Grand-père est dans une colère folle. Son dernier flotteur largué, je le vois saisir la gaffe, comme pour monter à l’abordage. Soudain il fléchit, tombe à genoux. Les secondes passent, il ne se relève pas. Je vois ses épaules secouées par la toux. Il veut crier, mais les paroles restent dans sa gorge, il s’étouffe, il s’adosse au plat-bord, se tourne vers moi, son visage est convulsé, les yeux lui sortent de la tête, sa casquette tombe. Il voudrait prendre une goulée d’air, il s’égosille, les mots pourtant restent blancs, la peur se lit dans son regard. Les gaz sont coupés, je tiens la yole à l’aviron qu’elle n’aille crocher le tramail. Je lâche tout et je file à la proue. Grand-père plonge ses yeux dans les miens, ses yeux qui seuls obéissent dans ce corps inerte. Je lui prends la main, la serre. Je sens son effort pour me répondre, ses lèvres remuent. Je me penche sur lui, approche mon oreille.
— Garde le tramail en place, dit-il. Moi je peux tenir. Ne cède pas la place.

Je retourne aux avirons. Le flot arrive, précédé d’une série de petits mascarets qui courent la grève. Je les entends venir, je compte les minutes, la rivière se love sur elle-même, parcourue de remous. Près des rives le flot tire, tandis que dans le chenal le jusant règne encore. Je peux le vérifier en regardant la peau de la rivière et le sillage du marégraphe, là-bas, à une encablure de la grève. C’est le moment le plus délicat pour garder droit le tramail, poussé qu'il est d'un bord, tiré de l'autre. Supposé que le vent s’en mêle, il me faudra mouiller une bouée au bas bout, là où nous sommes, et aller par le haut le rétablir droit. Seul à bord, et avec mon malade, je redoute cette manœuvre.

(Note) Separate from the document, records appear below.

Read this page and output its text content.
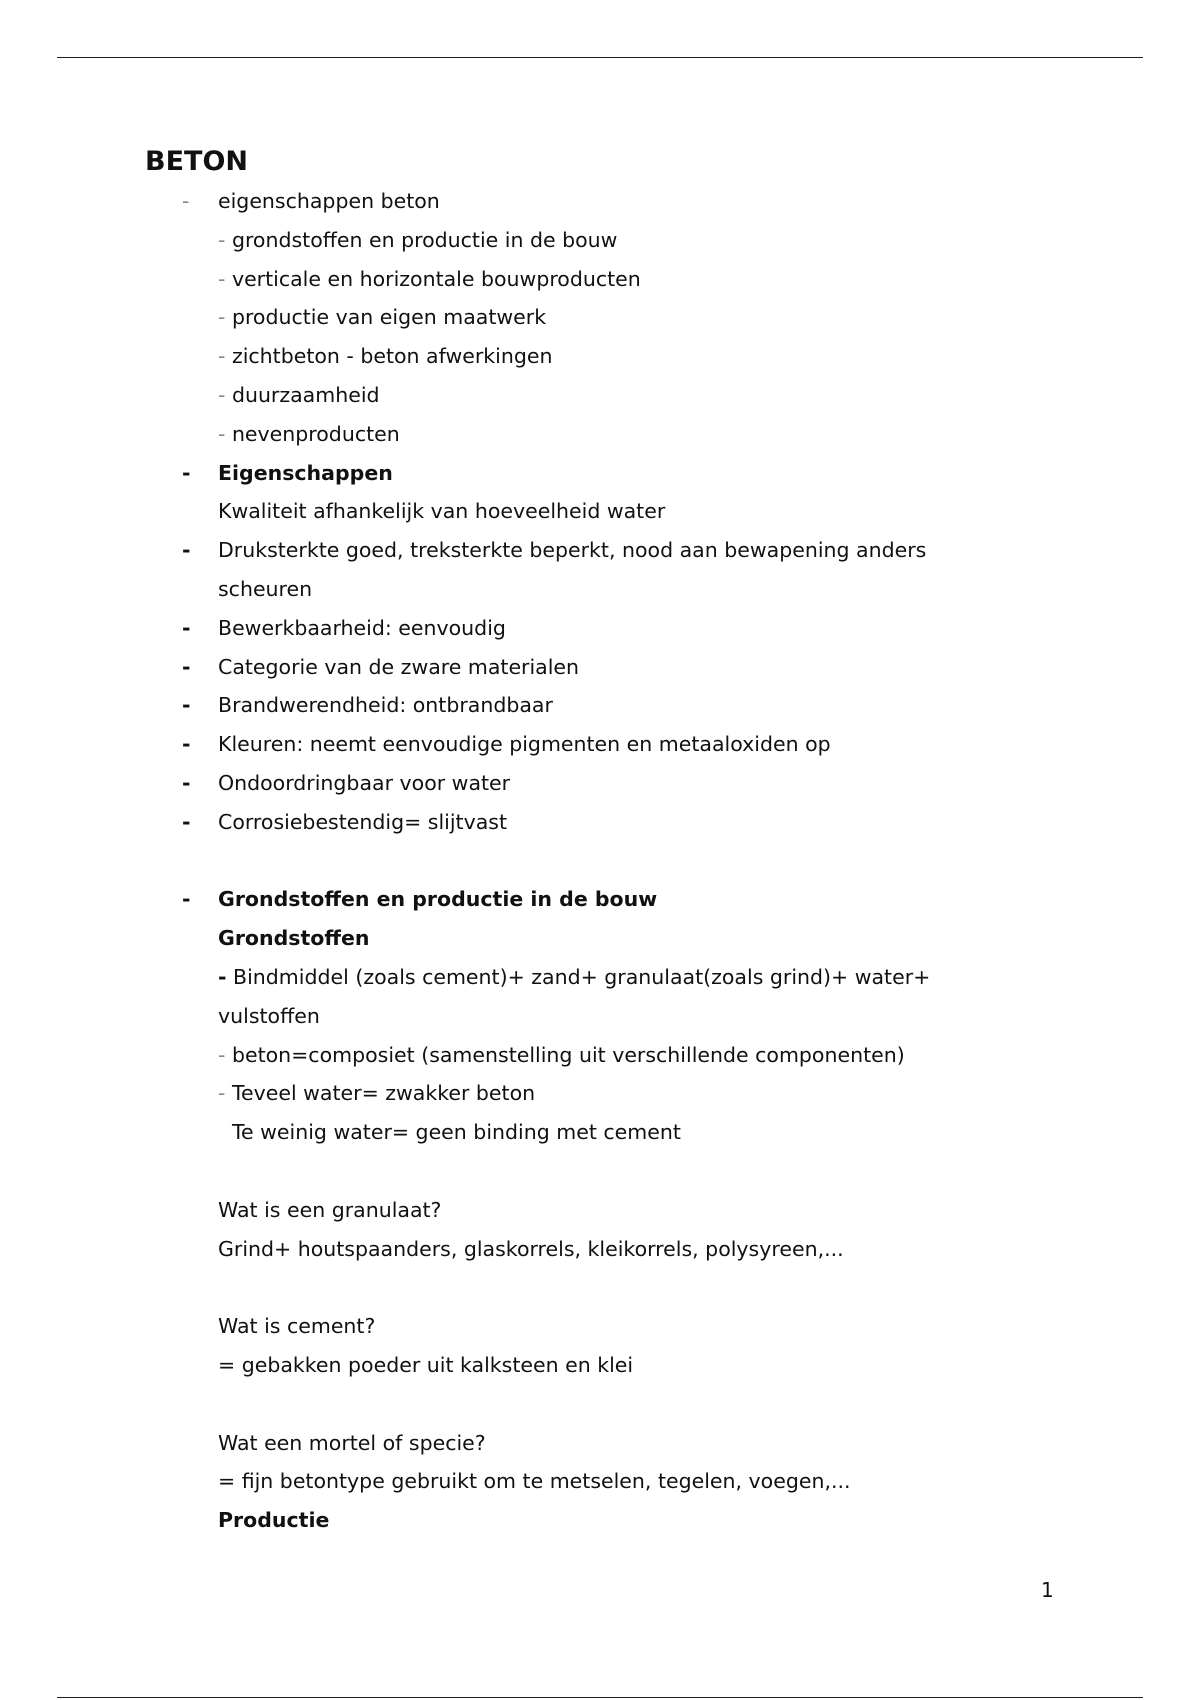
BETON
- eigenschappen beton
- grondstoffen en productie in de bouw
- verticale en horizontale bouwproducten
- productie van eigen maatwerk
- zichtbeton - beton afwerkingen
- duurzaamheid
- nevenproducten
- Eigenschappen
Kwaliteit afhankelijk van hoeveelheid water
- Druksterkte goed, treksterkte beperkt, nood aan bewapening anders
scheuren
- Bewerkbaarheid: eenvoudig
- Categorie van de zware materialen
- Brandwerendheid: ontbrandbaar
- Kleuren: neemt eenvoudige pigmenten en metaaloxiden op
- Ondoordringbaar voor water
- Corrosiebestendig= slijtvast
- Grondstoffen en productie in de bouw
Grondstoffen
- Bindmiddel (zoals cement)+ zand+ granulaat(zoals grind)+ water+
vulstoffen
- beton=composiet (samenstelling uit verschillende componenten)
- Teveel water= zwakker beton
Te weinig water= geen binding met cement
Wat is een granulaat?
Grind+ houtspaanders, glaskorrels, kleikorrels, polysyreen,...
Wat is cement?
= gebakken poeder uit kalksteen en klei
Wat een mortel of specie?
= fijn betontype gebruikt om te metselen, tegelen, voegen,...
Productie
1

Grand-père ne bouge plus. Il a posé la tête sur une glène. Des yeux il me fait signe de maintenir en pêche, il m’encourage. Je n’en mène pas large, je fais de mon mieux malgré tout. Et ces deux fous là-bas, de qui se moquent-ils ? Leur tramail remonte la rivière à cent mètres derrière le nôtre. Ils sont trop proches, ils le savent, il faudrait un écart d'au moins deux longueurs de tramail, en gros trois cent mètres. Les aloses vont se mettre en route, elles vont se lever du fond où elles étaient tapies à attendre le flot, et se mailler dans leur filet. Et nous ferons bredouille ! Peut-être devrais-je ne pas écouter Grand-père, relever le tramail et rentrer à l’estey ?

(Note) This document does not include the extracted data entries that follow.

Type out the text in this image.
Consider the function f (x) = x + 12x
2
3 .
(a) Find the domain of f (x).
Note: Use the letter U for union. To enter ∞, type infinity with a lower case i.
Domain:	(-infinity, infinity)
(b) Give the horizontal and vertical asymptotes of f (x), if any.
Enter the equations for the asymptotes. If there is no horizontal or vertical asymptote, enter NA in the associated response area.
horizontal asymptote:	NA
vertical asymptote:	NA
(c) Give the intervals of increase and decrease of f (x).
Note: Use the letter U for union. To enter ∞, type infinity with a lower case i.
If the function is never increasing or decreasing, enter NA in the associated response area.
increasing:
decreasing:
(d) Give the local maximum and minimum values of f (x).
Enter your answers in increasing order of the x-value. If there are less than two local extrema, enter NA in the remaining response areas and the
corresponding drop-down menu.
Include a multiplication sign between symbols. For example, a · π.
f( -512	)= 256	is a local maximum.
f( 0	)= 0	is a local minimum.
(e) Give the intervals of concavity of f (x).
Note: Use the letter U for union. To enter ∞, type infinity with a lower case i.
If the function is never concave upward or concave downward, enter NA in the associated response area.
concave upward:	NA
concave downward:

Son regard reste posé sur moi, il me sourit, mais c'est affreux, un côté de son visage seul sourit. Et dire que nous ne serons pas de retour à l’estey avant deux heures au moins ! Qu’allons-nous devenir ? Et voilà le vent qui se lève et rebrousse le courant. La yole se met à danser. Le vent agit différemment sur le tramail de ceux d’en face : de minute en minute notre écart semble fondre. Le clapot lève des embruns, je jette la bâche sur les jambes de Grand-père. Sa chemise est trempée, l’eau lui coule dans le cou. Il me regarde, il ne dit rien. Ceux d’en face sont à moins de cinquante mètres maintenant, ils ont saisi que le vent les pousse sur nous, que les filets vont se mêler. Si nous perdons le tramail, c’est notre ruine. Grand-père, qui en mesure le risque mieux que moi, me fait pourtant signe de ne rien céder. Quel enragé ! Je le sens prêt à jouer son va-tout. Son lan, il y tient, il ne le lâchera pas. Et moi je sens la colère me chauffer la tête. Ah comme ils se sentent forts ces deux idiots ! Pardi, contre un gamin et un invalide, la partie est facile. Eh bien soit ! Je ne bougerai pas d’un pouce, on verra qui tiendra le dernier.

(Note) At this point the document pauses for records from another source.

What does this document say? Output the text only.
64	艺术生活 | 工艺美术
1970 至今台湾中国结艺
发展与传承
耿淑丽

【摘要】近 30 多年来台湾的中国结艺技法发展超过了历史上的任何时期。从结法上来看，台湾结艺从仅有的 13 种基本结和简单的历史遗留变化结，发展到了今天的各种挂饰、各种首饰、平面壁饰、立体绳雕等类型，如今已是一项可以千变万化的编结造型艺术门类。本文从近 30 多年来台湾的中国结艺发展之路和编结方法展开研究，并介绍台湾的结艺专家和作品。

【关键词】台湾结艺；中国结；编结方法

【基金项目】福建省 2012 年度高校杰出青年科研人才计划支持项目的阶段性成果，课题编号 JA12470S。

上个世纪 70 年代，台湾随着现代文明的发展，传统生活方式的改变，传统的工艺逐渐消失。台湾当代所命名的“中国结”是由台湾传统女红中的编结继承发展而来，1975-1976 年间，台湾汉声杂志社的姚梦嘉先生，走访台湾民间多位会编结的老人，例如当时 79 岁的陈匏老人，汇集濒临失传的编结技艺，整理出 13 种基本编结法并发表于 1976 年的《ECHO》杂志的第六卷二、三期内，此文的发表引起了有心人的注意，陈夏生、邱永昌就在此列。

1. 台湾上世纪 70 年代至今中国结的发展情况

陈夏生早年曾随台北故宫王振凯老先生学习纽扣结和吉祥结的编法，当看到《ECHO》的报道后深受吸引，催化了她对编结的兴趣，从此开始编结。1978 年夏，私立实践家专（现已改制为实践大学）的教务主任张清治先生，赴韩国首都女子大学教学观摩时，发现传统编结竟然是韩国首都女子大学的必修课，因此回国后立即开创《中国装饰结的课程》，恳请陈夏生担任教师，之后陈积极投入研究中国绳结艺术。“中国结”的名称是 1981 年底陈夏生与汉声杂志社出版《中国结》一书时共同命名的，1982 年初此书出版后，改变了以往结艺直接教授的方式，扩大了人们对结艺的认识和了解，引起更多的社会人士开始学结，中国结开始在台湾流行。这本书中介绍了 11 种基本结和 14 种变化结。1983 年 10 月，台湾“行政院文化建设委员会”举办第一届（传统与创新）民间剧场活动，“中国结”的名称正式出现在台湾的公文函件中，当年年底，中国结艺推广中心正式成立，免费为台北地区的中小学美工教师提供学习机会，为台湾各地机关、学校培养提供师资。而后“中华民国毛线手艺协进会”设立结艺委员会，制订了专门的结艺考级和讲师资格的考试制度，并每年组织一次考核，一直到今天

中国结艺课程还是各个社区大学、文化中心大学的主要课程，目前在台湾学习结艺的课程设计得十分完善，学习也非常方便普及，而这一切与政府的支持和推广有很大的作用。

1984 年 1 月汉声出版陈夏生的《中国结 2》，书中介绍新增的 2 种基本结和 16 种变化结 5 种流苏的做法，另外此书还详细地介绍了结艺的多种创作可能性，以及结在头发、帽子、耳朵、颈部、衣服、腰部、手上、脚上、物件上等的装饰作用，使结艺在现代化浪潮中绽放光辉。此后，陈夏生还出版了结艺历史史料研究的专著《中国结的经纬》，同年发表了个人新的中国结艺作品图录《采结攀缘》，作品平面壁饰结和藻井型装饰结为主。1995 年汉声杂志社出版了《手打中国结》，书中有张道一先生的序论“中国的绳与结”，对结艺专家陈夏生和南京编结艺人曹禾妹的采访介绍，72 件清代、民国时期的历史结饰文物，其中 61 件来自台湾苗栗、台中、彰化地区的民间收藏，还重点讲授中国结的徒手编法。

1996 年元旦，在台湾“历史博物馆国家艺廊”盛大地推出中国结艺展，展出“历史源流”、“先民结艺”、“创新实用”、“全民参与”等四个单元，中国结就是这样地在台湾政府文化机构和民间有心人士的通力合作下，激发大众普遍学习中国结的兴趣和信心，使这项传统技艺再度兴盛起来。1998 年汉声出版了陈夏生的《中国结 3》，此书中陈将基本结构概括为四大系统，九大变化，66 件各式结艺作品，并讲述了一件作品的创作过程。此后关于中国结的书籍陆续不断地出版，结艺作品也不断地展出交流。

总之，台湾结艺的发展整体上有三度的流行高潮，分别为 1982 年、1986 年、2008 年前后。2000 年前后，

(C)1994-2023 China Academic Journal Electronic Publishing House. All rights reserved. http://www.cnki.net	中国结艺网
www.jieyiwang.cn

C’est ce moment que choisit un cargo pour arriver sur nous. Le vent nous a fait dériver en lisière du chenal, pas un instant à perdre. Grand-père me fait signe de ne pas broncher. Je feins le calme : assis à nager, je plume l’eau à petits coups d'avirons, mais mon cœur bat à rompre. À trente mètres de nous, dans la yole noire, on commence à s'affairer. Une bordée d’injures rompt le silence. Le cargo d’un côté, notre filet de l’autre, et le flot portant sur la bouée du chenal, les voilà mal mis. Grand-père avise la bouée, sourit, me fait signe de ne rien changer. Tout beau ! À nous de feindre l’indifférence, de les battre froid. Notre flotteur de tête seul empiète sur le chenal, encore que de fort peu, tandis que plus du tiers de leur filet s’y trouve. Le cargo nous a vus, il lance cinq coups de sirène, ce qui signifie : dégagez le chenal !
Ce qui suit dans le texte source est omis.